The plant is expected to begin operating in the second half of the 2030s and will have an installed capacity of up to 3,750 megawatts, the European Commission (EC) said on Dec. 9.
Warsaw views the decision as crucial to launching the project at Lubiatowo-Kopalino on the Baltic coast.
“Nuclear energy will be a key component of Poland’s energy mix. Today we take a crucial step toward this goal,” Polish Energy Minister Milosz Motyka said in a Dec. 9 statement.
He added that the approval came “in record time,” noting the entire process moved “almost twice as fast as the last such decision in Europe.”
The war in Ukraine and efforts to cut greenhouse gas emissions by 2030 returned nuclear energy to the EU’s policy agenda.
That includes the creation of the European Nuclear Alliance in 2023 to promote nuclear power as part of the bloc’s climate strategy, along with calls from EU leaders for the region to produce more of its own nuclear energy.
The Dec. 9 decision comes amid a broader global nuclear revival, as countries seek to strengthen energy security, meet climate goals, and reduce reliance on fossil fuels.
In July, the UK approved the construction of Sizewell C nuclear power plant in eastern England, the UK’s second new nuclear plant in more than two decades.
In the United States, tech giants such as Microsoft, Amazon, and Google have signed long-term nuclear energy deals to power data centers.
Last year, Microsoft entered a 20-year power purchase agreement to reopen Pennsylvania’s closed Three Mile Island (TMI) nuclear power plant.
EC Investigation
The approval follows the commission’s investigation that opened in December 2024, three months after Poland proposed a support package for the nuclear power project.
Poland said it intended to support Polskie Elektrownie Jadrowe (PEJ), a fully state-owned company, to enable construction of three AP1000 nuclear reactors, each with a capacity of 1,250 megawatts.
Total capital expenditure for the project is estimated at 42 billion euros ($49.1 billion) in nominal terms.
The package includes an equity injection covering roughly 30 percent of project costs, state guarantees covering 100 percent of PEJ’s debt financing, and a 40-year two-way contract for difference (CfD).
Under the CfD, Poland will pay the operator when market power prices fall below a strike price set under a methodology reviewed by the EC, while PEJ will return excess revenue when market prices rise above the strike price.
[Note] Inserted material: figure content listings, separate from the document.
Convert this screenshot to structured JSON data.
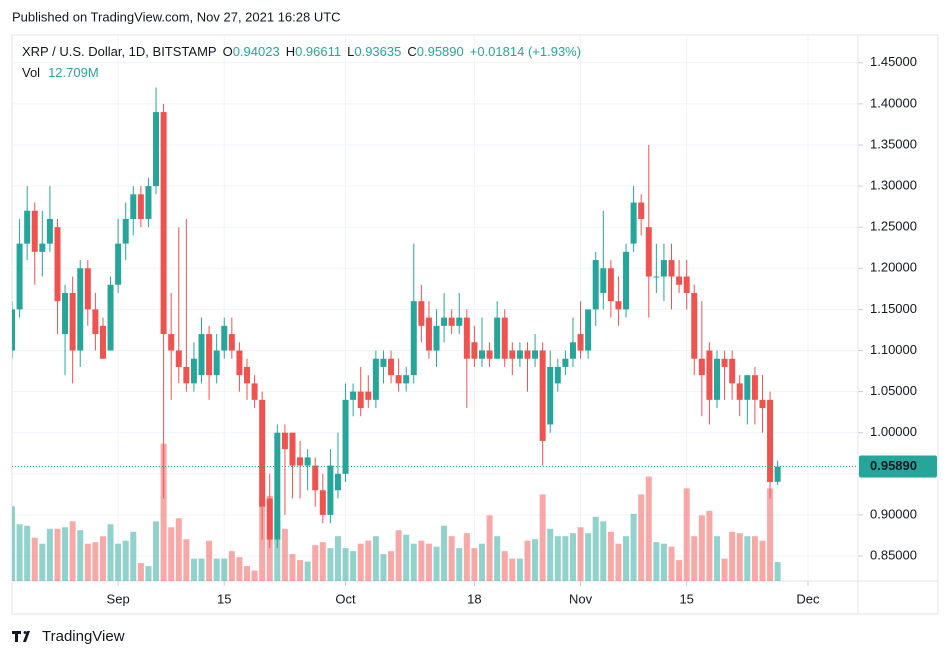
{
  "header": {
    "published": "Published on TradingView.com, Nov 27, 2021 16:28 UTC"
  },
  "footer": {
    "brand": "TradingView"
  },
  "chart_data": {
    "type": "candlestick",
    "legend": {
      "symbol": "XRP / U.S. Dollar, 1D, BITSTAMP",
      "o_label": "O",
      "o": "0.94023",
      "h_label": "H",
      "h": "0.96611",
      "l_label": "L",
      "l": "0.93635",
      "c_label": "C",
      "c": "0.95890",
      "change": "+0.01814 (+1.93%)",
      "vol_label": "Vol",
      "vol": "12.709M"
    },
    "last_price_label": "0.95890",
    "up_color": "#26a69a",
    "down_color": "#ef5350",
    "open": [
      1.1,
      1.15,
      1.23,
      1.27,
      1.22,
      1.23,
      1.25,
      1.12,
      1.17,
      1.1,
      1.2,
      1.15,
      1.13,
      1.1,
      1.18,
      1.23,
      1.26,
      1.29,
      1.26,
      1.3,
      1.39,
      1.12,
      1.1,
      1.08,
      1.06,
      1.07,
      1.12,
      1.07,
      1.1,
      1.12,
      1.1,
      1.08,
      1.06,
      1.04,
      0.92,
      0.87,
      1.0,
      1.0,
      0.97,
      0.96,
      0.96,
      0.93,
      0.9,
      0.93,
      0.95,
      1.04,
      1.05,
      1.05,
      1.04,
      1.08,
      1.09,
      1.07,
      1.06,
      1.07,
      1.16,
      1.14,
      1.1,
      1.13,
      1.14,
      1.13,
      1.14,
      1.11,
      1.09,
      1.1,
      1.09,
      1.14,
      1.1,
      1.09,
      1.1,
      1.09,
      1.1,
      1.01,
      1.06,
      1.08,
      1.09,
      1.12,
      1.1,
      1.15,
      1.17,
      1.2,
      1.16,
      1.15,
      1.23,
      1.28,
      1.25,
      1.19,
      1.19,
      1.21,
      1.19,
      1.19,
      1.17,
      1.09,
      1.1,
      1.04,
      1.09,
      1.09,
      1.06,
      1.04,
      1.07,
      1.04,
      1.04,
      0.94023
    ],
    "high": [
      1.16,
      1.26,
      1.3,
      1.28,
      1.27,
      1.3,
      1.26,
      1.18,
      1.19,
      1.21,
      1.21,
      1.17,
      1.14,
      1.19,
      1.26,
      1.28,
      1.3,
      1.3,
      1.31,
      1.42,
      1.4,
      1.17,
      1.25,
      1.26,
      1.11,
      1.14,
      1.13,
      1.12,
      1.14,
      1.14,
      1.11,
      1.09,
      1.07,
      1.05,
      0.95,
      1.01,
      1.01,
      1.0,
      0.99,
      0.98,
      0.97,
      0.95,
      0.98,
      1.0,
      1.06,
      1.06,
      1.08,
      1.07,
      1.1,
      1.1,
      1.1,
      1.09,
      1.08,
      1.23,
      1.18,
      1.16,
      1.15,
      1.17,
      1.15,
      1.17,
      1.15,
      1.13,
      1.14,
      1.11,
      1.16,
      1.15,
      1.11,
      1.11,
      1.11,
      1.12,
      1.11,
      1.1,
      1.09,
      1.1,
      1.14,
      1.16,
      1.15,
      1.22,
      1.27,
      1.21,
      1.19,
      1.23,
      1.3,
      1.29,
      1.35,
      1.23,
      1.23,
      1.23,
      1.21,
      1.21,
      1.18,
      1.16,
      1.11,
      1.1,
      1.1,
      1.1,
      1.07,
      1.07,
      1.08,
      1.07,
      1.05,
      0.96611
    ],
    "low": [
      1.09,
      1.14,
      1.21,
      1.18,
      1.19,
      1.22,
      1.12,
      1.07,
      1.06,
      1.08,
      1.13,
      1.1,
      1.09,
      1.1,
      1.17,
      1.21,
      1.24,
      1.25,
      1.25,
      1.29,
      0.92,
      1.04,
      1.06,
      1.05,
      1.05,
      1.06,
      1.04,
      1.06,
      1.09,
      1.09,
      1.05,
      1.04,
      1.03,
      0.87,
      0.86,
      0.86,
      0.9,
      0.92,
      0.92,
      0.93,
      0.91,
      0.89,
      0.89,
      0.92,
      0.94,
      1.02,
      1.02,
      1.03,
      1.03,
      1.06,
      1.06,
      1.05,
      1.05,
      1.06,
      1.11,
      1.09,
      1.08,
      1.11,
      1.12,
      1.12,
      1.03,
      1.08,
      1.08,
      1.08,
      1.09,
      1.08,
      1.07,
      1.08,
      1.05,
      1.08,
      0.96,
      1.0,
      1.05,
      1.07,
      1.08,
      1.09,
      1.09,
      1.13,
      1.15,
      1.14,
      1.13,
      1.14,
      1.22,
      1.24,
      1.14,
      1.17,
      1.16,
      1.15,
      1.17,
      1.15,
      1.07,
      1.02,
      1.01,
      1.03,
      1.04,
      1.04,
      1.02,
      1.01,
      1.01,
      1.0,
      0.92,
      0.93635
    ],
    "close": [
      1.15,
      1.23,
      1.27,
      1.22,
      1.23,
      1.26,
      1.16,
      1.17,
      1.1,
      1.2,
      1.15,
      1.12,
      1.09,
      1.18,
      1.23,
      1.26,
      1.29,
      1.26,
      1.3,
      1.39,
      1.12,
      1.1,
      1.08,
      1.06,
      1.09,
      1.12,
      1.07,
      1.1,
      1.13,
      1.1,
      1.07,
      1.06,
      1.04,
      0.91,
      0.87,
      1.0,
      0.98,
      0.96,
      0.96,
      0.97,
      0.93,
      0.9,
      0.96,
      0.95,
      1.04,
      1.05,
      1.03,
      1.04,
      1.09,
      1.09,
      1.07,
      1.06,
      1.07,
      1.16,
      1.13,
      1.1,
      1.13,
      1.14,
      1.13,
      1.14,
      1.09,
      1.09,
      1.1,
      1.09,
      1.14,
      1.09,
      1.09,
      1.1,
      1.09,
      1.1,
      0.99,
      1.08,
      1.08,
      1.09,
      1.11,
      1.1,
      1.15,
      1.21,
      1.2,
      1.16,
      1.15,
      1.22,
      1.28,
      1.26,
      1.19,
      1.19,
      1.21,
      1.19,
      1.18,
      1.17,
      1.09,
      1.07,
      1.04,
      1.09,
      1.08,
      1.06,
      1.04,
      1.07,
      1.04,
      1.03,
      0.94,
      0.9589
    ],
    "volume": [
      50,
      38,
      37,
      29,
      25,
      35,
      35,
      36,
      40,
      34,
      25,
      26,
      30,
      38,
      25,
      27,
      33,
      12,
      10,
      40,
      92,
      36,
      42,
      28,
      15,
      15,
      27,
      15,
      15,
      20,
      16,
      10,
      7,
      55,
      57,
      40,
      35,
      18,
      14,
      13,
      24,
      26,
      22,
      30,
      22,
      20,
      25,
      27,
      30,
      18,
      20,
      34,
      31,
      25,
      27,
      25,
      23,
      37,
      30,
      22,
      32,
      22,
      25,
      44,
      30,
      20,
      15,
      15,
      27,
      28,
      58,
      35,
      30,
      30,
      32,
      36,
      32,
      43,
      40,
      33,
      25,
      30,
      45,
      58,
      70,
      26,
      25,
      23,
      14,
      62,
      30,
      44,
      47,
      30,
      15,
      33,
      32,
      30,
      30,
      27,
      62,
      12.709
    ],
    "xlim": [
      0,
      111.6
    ],
    "xticks": [
      {
        "value": 14,
        "label": "Sep"
      },
      {
        "value": 28,
        "label": "15"
      },
      {
        "value": 44,
        "label": "Oct"
      },
      {
        "value": 61,
        "label": "18"
      },
      {
        "value": 75,
        "label": "Nov"
      },
      {
        "value": 89,
        "label": "15"
      },
      {
        "value": 105,
        "label": "Dec"
      }
    ],
    "ylim": [
      0.8196,
      1.4838
    ],
    "yticks": [
      {
        "value": 0.85,
        "label": "0.85000"
      },
      {
        "value": 0.9,
        "label": "0.90000"
      },
      {
        "value": 0.95,
        "label": "0.95000"
      },
      {
        "value": 1.0,
        "label": "1.00000"
      },
      {
        "value": 1.05,
        "label": "1.05000"
      },
      {
        "value": 1.1,
        "label": "1.10000"
      },
      {
        "value": 1.15,
        "label": "1.15000"
      },
      {
        "value": 1.2,
        "label": "1.20000"
      },
      {
        "value": 1.25,
        "label": "1.25000"
      },
      {
        "value": 1.3,
        "label": "1.30000"
      },
      {
        "value": 1.35,
        "label": "1.35000"
      },
      {
        "value": 1.4,
        "label": "1.40000"
      },
      {
        "value": 1.45,
        "label": "1.45000"
      }
    ],
    "volume_lim": [
      0,
      140
    ],
    "grid": true
  }
}
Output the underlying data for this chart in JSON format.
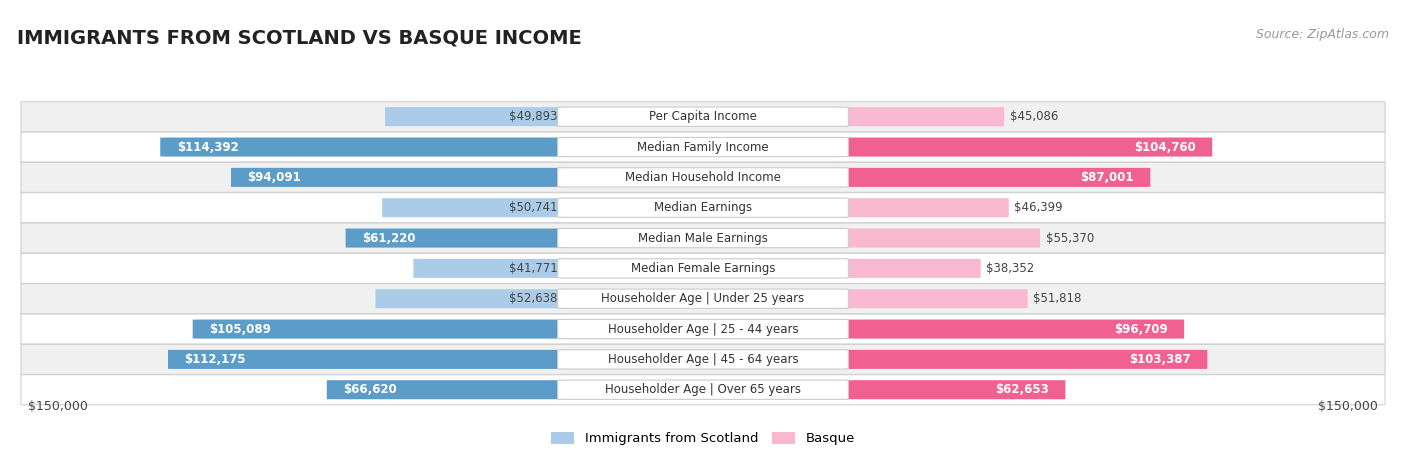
{
  "title": "IMMIGRANTS FROM SCOTLAND VS BASQUE INCOME",
  "source": "Source: ZipAtlas.com",
  "categories": [
    "Per Capita Income",
    "Median Family Income",
    "Median Household Income",
    "Median Earnings",
    "Median Male Earnings",
    "Median Female Earnings",
    "Householder Age | Under 25 years",
    "Householder Age | 25 - 44 years",
    "Householder Age | 45 - 64 years",
    "Householder Age | Over 65 years"
  ],
  "scotland_values": [
    49893,
    114392,
    94091,
    50741,
    61220,
    41771,
    52638,
    105089,
    112175,
    66620
  ],
  "basque_values": [
    45086,
    104760,
    87001,
    46399,
    55370,
    38352,
    51818,
    96709,
    103387,
    62653
  ],
  "scotland_color_light": "#aacce8",
  "scotland_color_dark": "#5b9dc8",
  "basque_color_light": "#f8b8d0",
  "basque_color_dark": "#f06090",
  "scotland_label": "Immigrants from Scotland",
  "basque_label": "Basque",
  "max_val": 150000,
  "xlabel_left": "$150,000",
  "xlabel_right": "$150,000",
  "background_color": "#ffffff",
  "row_colors": [
    "#f0f0f0",
    "#ffffff"
  ],
  "label_fontsize": 8.5,
  "title_fontsize": 14,
  "value_fontsize": 8.5,
  "source_fontsize": 9
}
The EC’s investigation reviewed whether the support was appropriate and proportionate. It also examined whether it risked distorting electricity markets and whether it complied with EU rules.
The EU reiterated that member states remain free to decide on their energy mix, including whether to use nuclear power. But any aid must be necessary, proportionate, and not distort competition contrary to the common interest.
Brussels said it received comments from several third parties that “broadly supported the project and highlighted its strategic importance for Poland’s long-term energy security and decarbonisation objectives.”
PEJ President Marek Woszczyk called the approval “a major success for Poland.”
He said it “paves the way for signing the construction contract” with U.S. companies Westinghouse, a technology vendor, and Bechtel, a construction contractor.
Adjustments to Satisfy Brussels
To address concerns raised during the investigation, Poland agreed to significant changes.
It shortened the subsidy period from 60 to 40 years, revised the CfD design to incentivize efficient plant operations and ensure responsiveness to market signals, and calibrated the strike price using a discounted cash flow model to prevent overcompensation.
Warsaw also agreed to a system that requires PEJ to share any excess profits with the state if its returns exceed normal market levels and to regularly update the cost assumptions in its financial model.
To limit market concentration, at least 70 percent of the plant’s electricity must be sold on open power exchanges, and the rest will be auctioned transparently.
Poland also promised to keep PEJ legally and operationally separate from other major energy companies.
The plant is expected to operate at an 88.5 percent capacity factor by 2040, supplying steady baseload power to industry and helping Poland reduce its reliance on coal.